Sèchement battu la semaine dernière par une Roma impitoyable, Benevento aura sans doute à coeur de se racheter dans un derby qui sera le 5ème de l’histoire (le 3ème en Serie A). Ne cherchez pas d’éventuelles animosités entre deux clubs qui se sont rencontrés pour la première en 2004-2005 en Serie C. Il n’y en a aucune, comme l’annonçait Oreste Vigorito, le Président giallorosso, ce vendredi : « Les fans des deux clubs ont toujours eu de la sympathie l’un pour l’autre et depuis que Benevento est apparu au haut niveau, les Napolitains sont ouvertement sympathisants de notre équipe.

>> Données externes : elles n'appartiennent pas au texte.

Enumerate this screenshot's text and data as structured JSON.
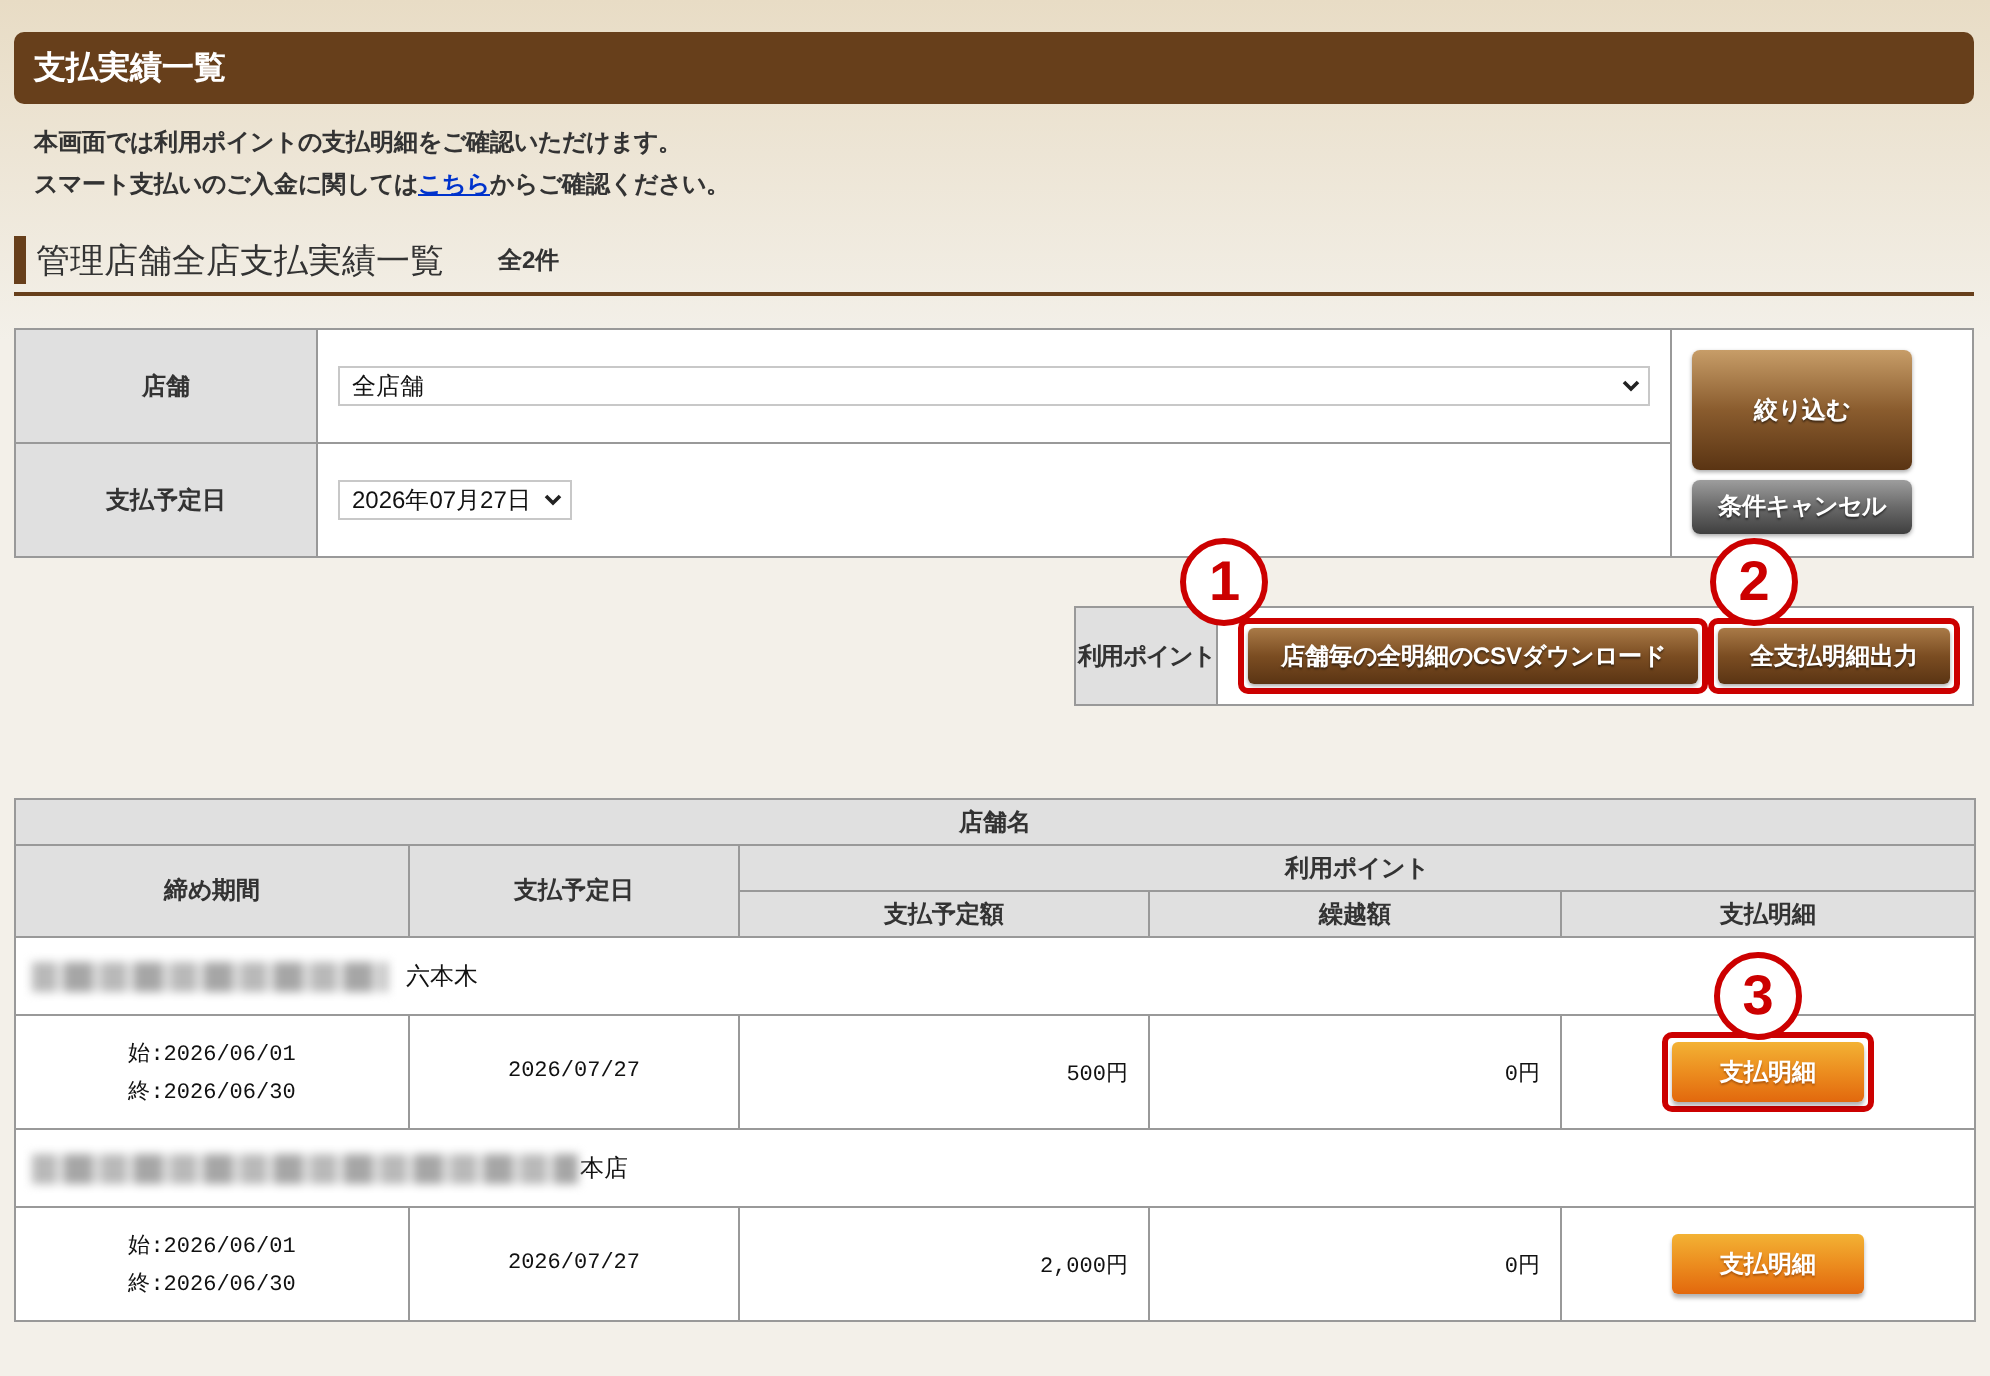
{
  "page_title": "支払実績一覧",
  "notice": {
    "line_1": "本画面では利用ポイントの支払明細をご確認いただけます。",
    "line_2": {
      "before": "スマート支払いのご入金に関しては",
      "link": "こちら",
      "after": "からご確認ください。"
    }
  },
  "section": {
    "title": "管理店舗全店支払実績一覧",
    "count": "全2件"
  },
  "filters": {
    "fields": [
      {
        "label": "店舗",
        "value": "全店舗",
        "kind": "wide"
      },
      {
        "label": "支払予定日",
        "value": "2026年07月27日",
        "kind": "compact"
      }
    ],
    "buttons": [
      {
        "label": "絞り込む",
        "kind": "primary"
      },
      {
        "label": "条件キャンセル",
        "kind": "secondary"
      }
    ]
  },
  "points_export": {
    "label": "利用ポイント",
    "buttons": [
      {
        "label": "店舗毎の全明細のCSVダウンロード",
        "callout": "1"
      },
      {
        "label": "全支払明細出力",
        "callout": "2"
      }
    ]
  },
  "table": {
    "caption_row": "店舗名",
    "columns": [
      {
        "label": "締め期間"
      },
      {
        "label": "支払予定日"
      },
      {
        "label": "利用ポイント",
        "children": [
          {
            "label": "支払予定額"
          },
          {
            "label": "繰越額"
          },
          {
            "label": "支払明細"
          }
        ]
      }
    ],
    "stores": [
      {
        "name": "六本木",
        "redacted": true,
        "period_start": "始:2026/06/01",
        "period_end": "終:2026/06/30",
        "payment_date": "2026/07/27",
        "scheduled_amount": "500円",
        "carryover": "0円",
        "action": "支払明細",
        "callout": "3"
      },
      {
        "name": "本店",
        "redacted": true,
        "period_start": "始:2026/06/01",
        "period_end": "終:2026/06/30",
        "payment_date": "2026/07/27",
        "scheduled_amount": "2,000円",
        "carryover": "0円",
        "action": "支払明細"
      }
    ]
  }
}
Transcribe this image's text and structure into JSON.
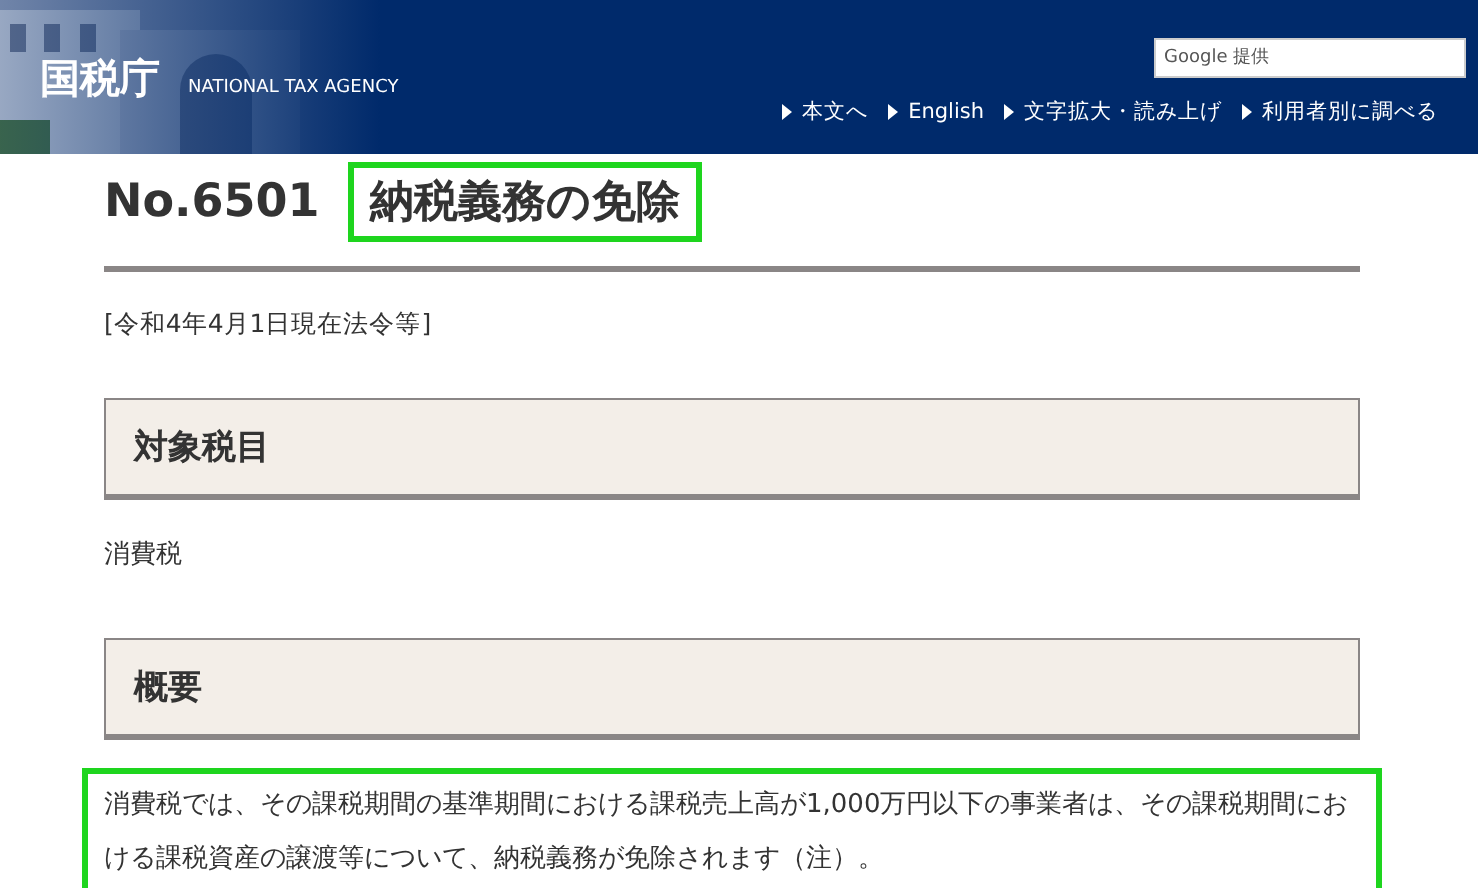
{
  "header": {
    "logo": "国税庁",
    "subtitle": "NATIONAL TAX AGENCY",
    "search": {
      "placeholder": "Google 提供"
    },
    "nav": [
      {
        "label": "本文へ"
      },
      {
        "label": "English"
      },
      {
        "label": "文字拡大・読み上げ"
      },
      {
        "label": "利用者別に調べる"
      }
    ]
  },
  "page": {
    "number": "No.6501",
    "title": {
      "text": "納税義務の免除",
      "highlighted": true
    },
    "date": "[令和4年4月1日現在法令等]",
    "sections": [
      {
        "heading": "対象税目",
        "body": {
          "text": "消費税",
          "highlighted": false
        }
      },
      {
        "heading": "概要",
        "body": {
          "text": "消費税では、その課税期間の基準期間における課税売上高が1,000万円以下の事業者は、その課税期間における課税資産の譲渡等について、納税義務が免除されます（注）。",
          "highlighted": true
        }
      }
    ]
  }
}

Ils nous ont donné de l’amour et le peuple de Benevento le leur a rendu… C’est un jumelage virtuel… »

Pour autant, Benevento n’accueillera pas le Napoli en victime expiatoire. Et Inzaghi aimerait sans nul doute être le premier entraineur de Benevento à obtenir une victoire contre le grand frère napolitain. Une performance qui constituerait un véritable exploit quand on sait qu’en 4 confrontations entre les deux clubs, les partenopei l’ont invariablement emporté et ce, sans même encaisser le moindre but. Un ratio qui fait peur mais moins que la forme offensive des napolitains qui ont écrabouillé le Genoa (6-0) comme l’Atalanta et capitalisent sur les états de forme d’un Lozano retrouvé ou d’Osimhen, l’une des meilleures pioches du dernier mercato.

Une région sous tension

Fort de ces 6 points et d’un projet de jeu aventureux, Benevento ne manque pas de perspectives. Hélas, ce derby qui aurait pu être une fête se jouera sous une chappe de plomb, dans une région étranglée par la crise sanitaire. 1000 billets ont été mis en vente…à la destination exclusive des résidents de la ville et de la Province du Sannio. C’est par ailleurs le spectre d’un nouveau lockdown qui menace toute la région, alors que vendredi soir, des commerçants ont manifesté en ville peu avant l’heure du couvre-feu, demandant des aides concrètes pour surmonter la crise économique. Et que, dans le même temps, des heurts ont opposé à Naples, forces de l’ordre et citoyens anti-couvre-feu.

Preuve, s’il en était besoin, que cette crise dépasse de loin les polémiques liées à ce Juventus-Napoli qui n’a pas eu lieu, alors que le Président de la région, Vincenzo De Luca, devrait proposer prochainement aux autorités gouvernementales la mise en place d’un confinement. De fait, une ombre plane sur les clubs de Campanie, de Naples à Benevento, en passant par la Salernitana. Le 18 octobre dernier, un de ces fameux décrets ministériels (DPCM) qui règlementent et rythment la crise, confirmait « la poursuite des épreuves et compétitions » relatives « aux fédérations sportives nationales ». Les clubs campanais attendent fébrilement des clarifications. Parmi ceux-ci, le Benevento, désireux d’enquiquiner les gros poissons.